Retired UCLA economist--Phd; U of Chicago--
George Hilton has recently passed away. While all this, from an obituary is true;
Born in 1925, Hilton graduated with an A.B., summa cum laude, from
Dartmouth College in 1946, and earned an M.A. in 1950. He attended the
London School of Economics from 1953 to 1955 and earned his Ph.D. from
the University of Chicago in 1956. He was professor of economics at the
University of California, Los Angeles, until his retirement.Hilton
specialized in transportation economics. He practically identified
himself with competitive organization of the railroads and prided
himself on his contribution to the abolition of the Interstate Commerce
Commission.
....He wanted to be remembered best for his works on transportation
history. Of his fifteen books and countless articles, many were on
transportation history. Many of these are considered the definitive work
on their particular subject: The Great Lakes Car Ferries, The Cable Car
in America, The Ma & Pa, Eastland, Legacy of the Titanic, American
Narrow Gauge Railroads, and Lake Michigan Passenger Steamers. In 2008 he
received the Samuel Ward Stanton Award from the Steamship Historical
Society of America for scholarship in steam navigation.
He is known to HSIB for his role in debunking Bradford Snell's
Great Conspiracy to Destroy the Streetcars. Not that Wikipedia is the wiser for Professor Hilton's contributions during the
1974 hearing by the Subcommittee on Antitrust and Monopoly of the Senate Judiciary Committee (beginning on page 2204).
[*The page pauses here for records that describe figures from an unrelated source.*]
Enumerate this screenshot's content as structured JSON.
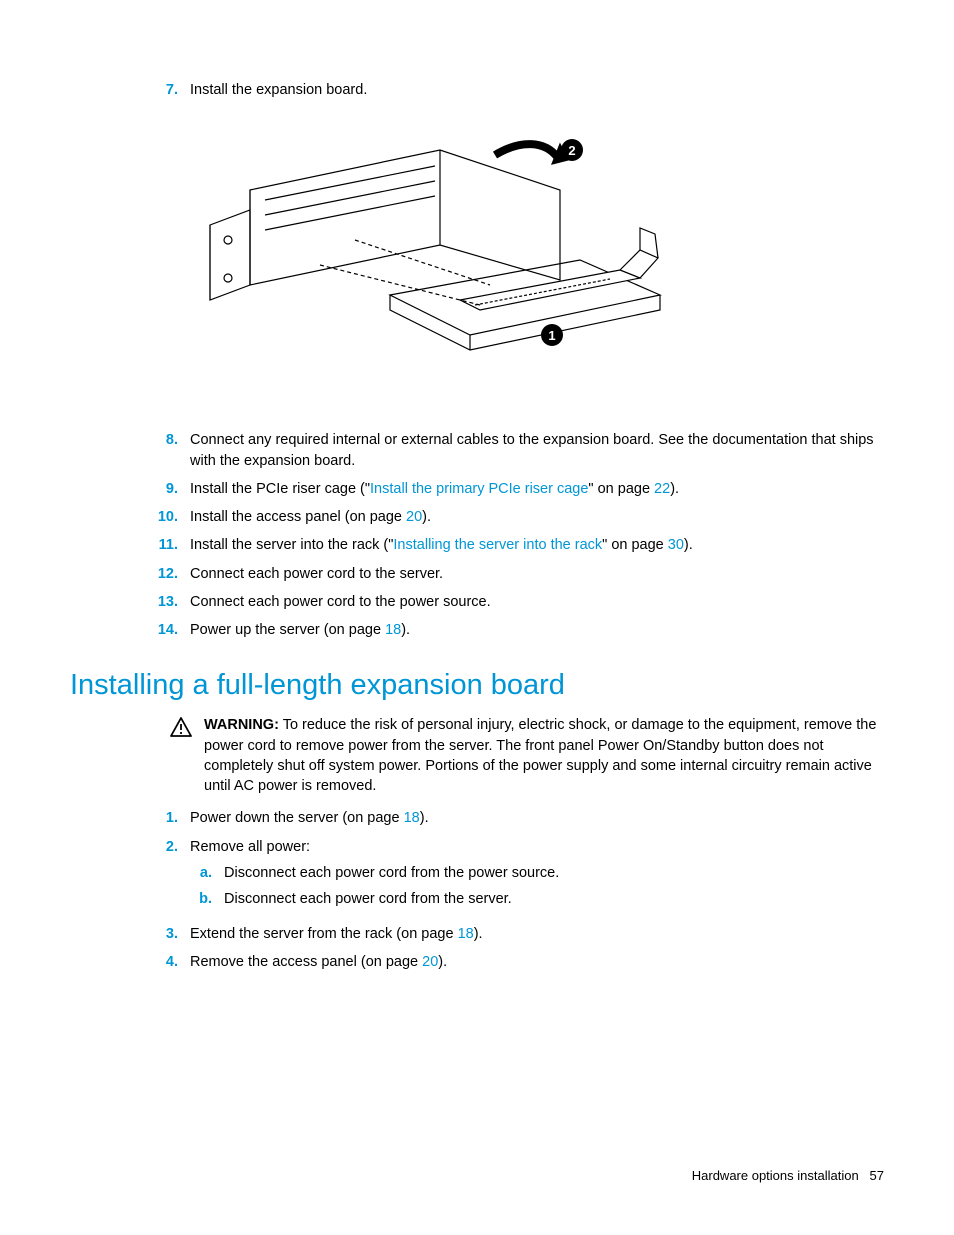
{
  "colors": {
    "accent": "#0096d6",
    "text": "#000000",
    "bg": "#ffffff"
  },
  "top_steps": [
    {
      "num": "7.",
      "text": "Install the expansion board."
    }
  ],
  "mid_steps": [
    {
      "num": "8.",
      "parts": [
        {
          "t": "Connect any required internal or external cables to the expansion board. See the documentation that ships with the expansion board."
        }
      ]
    },
    {
      "num": "9.",
      "parts": [
        {
          "t": "Install the PCIe riser cage (\""
        },
        {
          "t": "Install the primary PCIe riser cage",
          "link": true
        },
        {
          "t": "\" on page "
        },
        {
          "t": "22",
          "link": true
        },
        {
          "t": ")."
        }
      ]
    },
    {
      "num": "10.",
      "parts": [
        {
          "t": "Install the access panel (on page "
        },
        {
          "t": "20",
          "link": true
        },
        {
          "t": ")."
        }
      ]
    },
    {
      "num": "11.",
      "parts": [
        {
          "t": "Install the server into the rack (\""
        },
        {
          "t": "Installing the server into the rack",
          "link": true
        },
        {
          "t": "\" on page "
        },
        {
          "t": "30",
          "link": true
        },
        {
          "t": ")."
        }
      ]
    },
    {
      "num": "12.",
      "parts": [
        {
          "t": "Connect each power cord to the server."
        }
      ]
    },
    {
      "num": "13.",
      "parts": [
        {
          "t": "Connect each power cord to the power source."
        }
      ]
    },
    {
      "num": "14.",
      "parts": [
        {
          "t": "Power up the server (on page "
        },
        {
          "t": "18",
          "link": true
        },
        {
          "t": ")."
        }
      ]
    }
  ],
  "section_heading": "Installing a full-length expansion board",
  "warning": {
    "label": "WARNING:",
    "text": "  To reduce the risk of personal injury, electric shock, or damage to the equipment, remove the power cord to remove power from the server. The front panel Power On/Standby button does not completely shut off system power. Portions of the power supply and some internal circuitry remain active until AC power is removed."
  },
  "bottom_steps": [
    {
      "num": "1.",
      "parts": [
        {
          "t": "Power down the server (on page "
        },
        {
          "t": "18",
          "link": true
        },
        {
          "t": ")."
        }
      ]
    },
    {
      "num": "2.",
      "parts": [
        {
          "t": "Remove all power:"
        }
      ],
      "sub": [
        {
          "num": "a.",
          "text": "Disconnect each power cord from the power source."
        },
        {
          "num": "b.",
          "text": "Disconnect each power cord from the server."
        }
      ]
    },
    {
      "num": "3.",
      "parts": [
        {
          "t": "Extend the server from the rack (on page "
        },
        {
          "t": "18",
          "link": true
        },
        {
          "t": ")."
        }
      ]
    },
    {
      "num": "4.",
      "parts": [
        {
          "t": "Remove the access panel (on page "
        },
        {
          "t": "20",
          "link": true
        },
        {
          "t": ")."
        }
      ]
    }
  ],
  "footer": {
    "section": "Hardware options installation",
    "page": "57"
  },
  "figure": {
    "callouts": [
      "1",
      "2"
    ],
    "alt": "Isometric line drawing of a PCIe riser cage with an expansion card being inserted; callout 2 shows a curved arrow at the top bracket, callout 1 indicates the expansion card below."
  }
}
In which, Hilton (justifiably) ridicules the simple-mindedness of Snell's claims;
I would argue that [Snell's] interpretations [of historical facts] are not correct, and, further, that they couldn't possibly be correct, because major conversions in society of this character--from rail to free wheel urban transportation, and from steam to diesel railroad propulsion--are the sort of conversions which could come about only as a result of public preferences, technological change, the relative abundance of natural resources, and other impersonal phenomena or influence rather than the machinations of a monopolist.
....The relation between the transit industry and the demand for automobile in the report is one so completely oversimplified that it is diff[icult] to take seriously.
Unless you're an anti-capitalist conspiracy monger, that is.